Avosettkolibri im ersten Morgenlicht

Früh am Morgen, als das erste Licht über das Blätterdach hereinbricht, erblicke ich einen Avosettkolibri (Avocettula recurvirostris). Der Vogel sitzt ruhig auf einem schlanken Ast, sein langer, leicht nach oben gebogener Schnabel fängt das Licht der aufgehenden Sonne ein. Einen Moment lang schimmert das metallisch grüne Gefieder, und die feurigen Töne des Schwanzes scheinen fast zu brennen. Es ist ein flüchtiger Eindruck, aber stark genug, um die Gruppe innehalten und schweigend beobachten zu lassen.

Der Avosettkolibri ist eine südamerikanische Kolibriart, deren eigenartiger Schnabel schon immer Aufmerksamkeit erregte. Im Gegensatz zu den geraden oder leicht gebogenen Schnäbeln vieler anderer Kolibris weist seine Struktur nahe der Spitze eine deutliche Aufwärtskrümmung auf. Diese Anpassung ermöglicht es dem Vogel, eine spezifische ökologische Nische zu nutzen. Der Schnabel wirkt wie eine Ahle und eignet sich besonders zum Antasten von Blüten mit zurückgebogenen Blütenkronen, aus denen Geradschnabelkolibris möglicherweise nur schwer Nektar entnehmen können. Gleichzeitig nutzt der Avosettkolibri seine Zunge, ein ausfahrbares, mit Lamellen besetztes Gebilde, um effizient Nektar tief aus der Blütenröhre zu saugen.

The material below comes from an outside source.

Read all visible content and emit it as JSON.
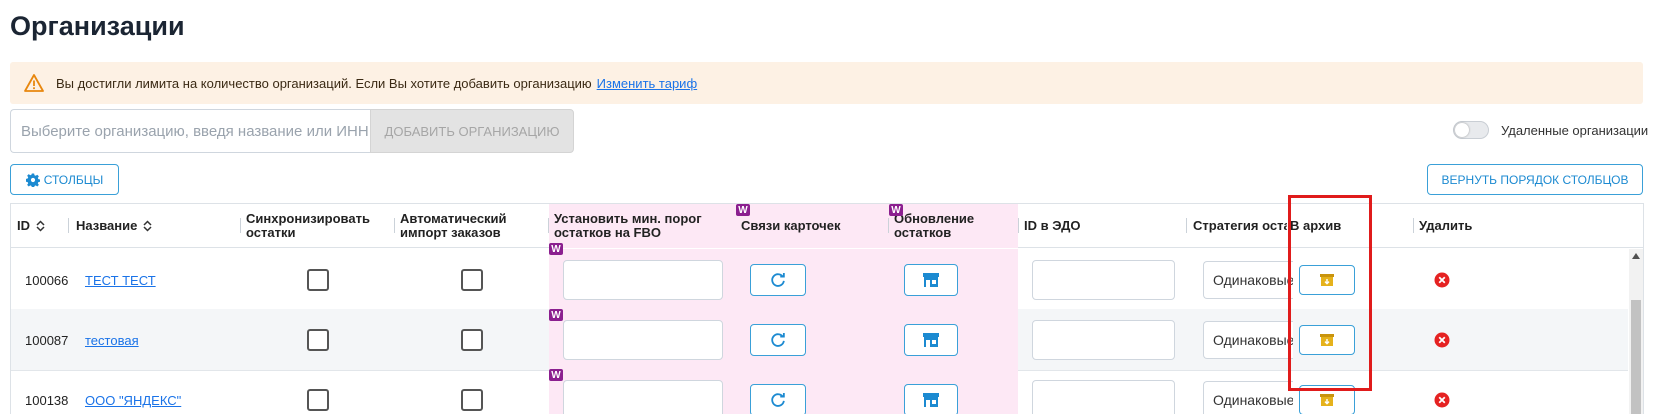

Feldbeobachtungen zeigen, dass der Avosettkolibri häufig Blüten von Gattungen wie den Korallenbäumen (Erythrina sp.), Blüten des Feuerbusches (Hamelia patens) und Blüten einer Pflanzengattung in der Unterfamilie der Mimosengewächse namens Inga besucht, deren Blütenkronen gut zur Krümmung seines Schnabels passen. Auch Costus-Arten (Spiral-Ingwer) werden gelegentlich besucht. Spiral-Ingwer bezeichnet eine Pflanzengattung namens Costus (oder Kostwurz), die zur Familie der Costaceae gehört und sich durch ihre spiralförmig gedrehten Stängel und Blätter auszeichnet. Diese tropischen Pflanzen sind nicht mit dem echten Ingwer verwandt, auch wenn sie die Namensgebung teilen, außerdem werden bestimmte Helikonien werden genutzt, was den starken Zusammenhang zwischen Schnabelmorphologie und Blütenarchitektur verdeutlicht. Nektar ist zwar die primäre Energiequelle, doch die Art fängt auch kleine Arthropoden im Flug oder sammelt sie von der Vegetation auf. Diese für Kolibris typische Flexibilität in der Nahrungsaufnahme gewährleistet eine ausgewogene Aufnahme von Proteinen und anderen Nährstoffen, die für das Federwachstum und eine hohe Stoffwechselaktivität unerlässlich sind.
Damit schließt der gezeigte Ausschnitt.